Since assuming office, the Biden administration has repealed the Mexico City policy. Biden's State Department will provide US$56 million in core funding to the United Nations Population Fund (UNFPA) in its first year in office. President Biden’s FY2022 budget provides a 5% increase in family planning to US$640 million including an increase in core funding for UNFPA.

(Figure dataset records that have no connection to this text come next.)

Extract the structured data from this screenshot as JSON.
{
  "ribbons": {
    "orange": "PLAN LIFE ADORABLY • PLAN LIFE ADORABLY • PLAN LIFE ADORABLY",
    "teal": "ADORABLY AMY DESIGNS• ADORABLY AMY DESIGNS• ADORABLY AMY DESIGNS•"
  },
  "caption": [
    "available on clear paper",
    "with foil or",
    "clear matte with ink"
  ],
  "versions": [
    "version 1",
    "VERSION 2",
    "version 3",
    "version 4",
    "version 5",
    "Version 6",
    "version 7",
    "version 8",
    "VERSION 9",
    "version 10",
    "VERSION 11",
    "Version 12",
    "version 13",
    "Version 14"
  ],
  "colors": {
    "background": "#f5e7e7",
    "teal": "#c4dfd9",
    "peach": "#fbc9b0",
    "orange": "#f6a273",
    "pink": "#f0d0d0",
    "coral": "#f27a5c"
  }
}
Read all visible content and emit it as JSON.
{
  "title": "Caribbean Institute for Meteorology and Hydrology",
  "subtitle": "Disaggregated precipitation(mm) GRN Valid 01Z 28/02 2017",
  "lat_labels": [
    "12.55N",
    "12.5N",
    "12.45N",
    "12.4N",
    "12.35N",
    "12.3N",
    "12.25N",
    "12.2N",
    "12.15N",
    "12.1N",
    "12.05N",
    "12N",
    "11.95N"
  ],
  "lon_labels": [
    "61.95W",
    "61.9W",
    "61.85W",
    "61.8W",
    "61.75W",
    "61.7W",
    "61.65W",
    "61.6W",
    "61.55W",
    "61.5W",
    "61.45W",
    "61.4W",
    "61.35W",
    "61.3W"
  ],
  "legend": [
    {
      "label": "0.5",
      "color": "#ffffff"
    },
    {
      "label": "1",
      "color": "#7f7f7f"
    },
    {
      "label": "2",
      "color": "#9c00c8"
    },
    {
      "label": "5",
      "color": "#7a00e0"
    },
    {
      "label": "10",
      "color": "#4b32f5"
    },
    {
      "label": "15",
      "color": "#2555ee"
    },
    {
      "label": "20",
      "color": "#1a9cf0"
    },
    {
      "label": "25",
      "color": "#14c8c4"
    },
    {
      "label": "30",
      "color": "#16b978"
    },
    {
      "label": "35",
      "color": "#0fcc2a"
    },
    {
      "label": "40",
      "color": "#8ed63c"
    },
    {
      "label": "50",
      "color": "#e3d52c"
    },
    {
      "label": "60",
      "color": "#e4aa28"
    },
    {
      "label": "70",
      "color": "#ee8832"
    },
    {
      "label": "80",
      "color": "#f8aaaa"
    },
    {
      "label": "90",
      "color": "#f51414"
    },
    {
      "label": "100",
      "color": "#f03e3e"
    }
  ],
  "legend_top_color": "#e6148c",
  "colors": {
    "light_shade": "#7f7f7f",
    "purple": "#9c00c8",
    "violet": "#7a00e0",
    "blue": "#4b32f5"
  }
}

Congress decides funding levels; multiple government departments and agencies are involved in the design and implementation of US global health programs

Overall policy direction for global health comes from the president and the White House. Several government departments and agencies participate in the decision-making and implementation of the US’ global health programs. These include:

USAID is the main implementer of PEPFAR programs and is responsible for programs in MNCH, nutrition, family planning and reproductive health, other infectious diseases, nutrition, and water and sanitation. USAID also leads on PMI through the US Global Malaria Coordinator, appointed by the president, and implements it jointly with the Centers for Disease Control and Prevention (CDC).

The US State Department provides some policy direction for USAID. Most of the State Department’s global health work is overseen by the Office of the US Global AIDS Coordinator (OGAC), which coordinates all US HIV/AIDS-related activities.

Department for Health and Human Services (HHS) mainly works domestically but does have a global function through the Office of Global Affairs (OGA). Two of HHS’ primary executing agencies are:

  • CDC: the largest government agency working in disease control and prevention and health promotion. The CDC implements some PEPFAR and PMI programs.
  • National Institutes of Health (NIH): conducts basic research on diseases and disorders. It is a PEPFAR implementing agency and leads on the US’ malaria research and development (R&D) activities (see sector: ‘Global Health R&D’).  

Department of Defense (DOD) conducts a wide range of US global health activities related mainly to disease surveillance, health-systems capacity building through military and international training, and in US global health R&D efforts.

US Congress controls global health funding levels through multiple appropriations bills, which fund several departments and agencies. Over 15 congressional committees oversee US global health engagement. In addition, around ten caucuses (informal congressional groups) focus specifically on issues related to global health.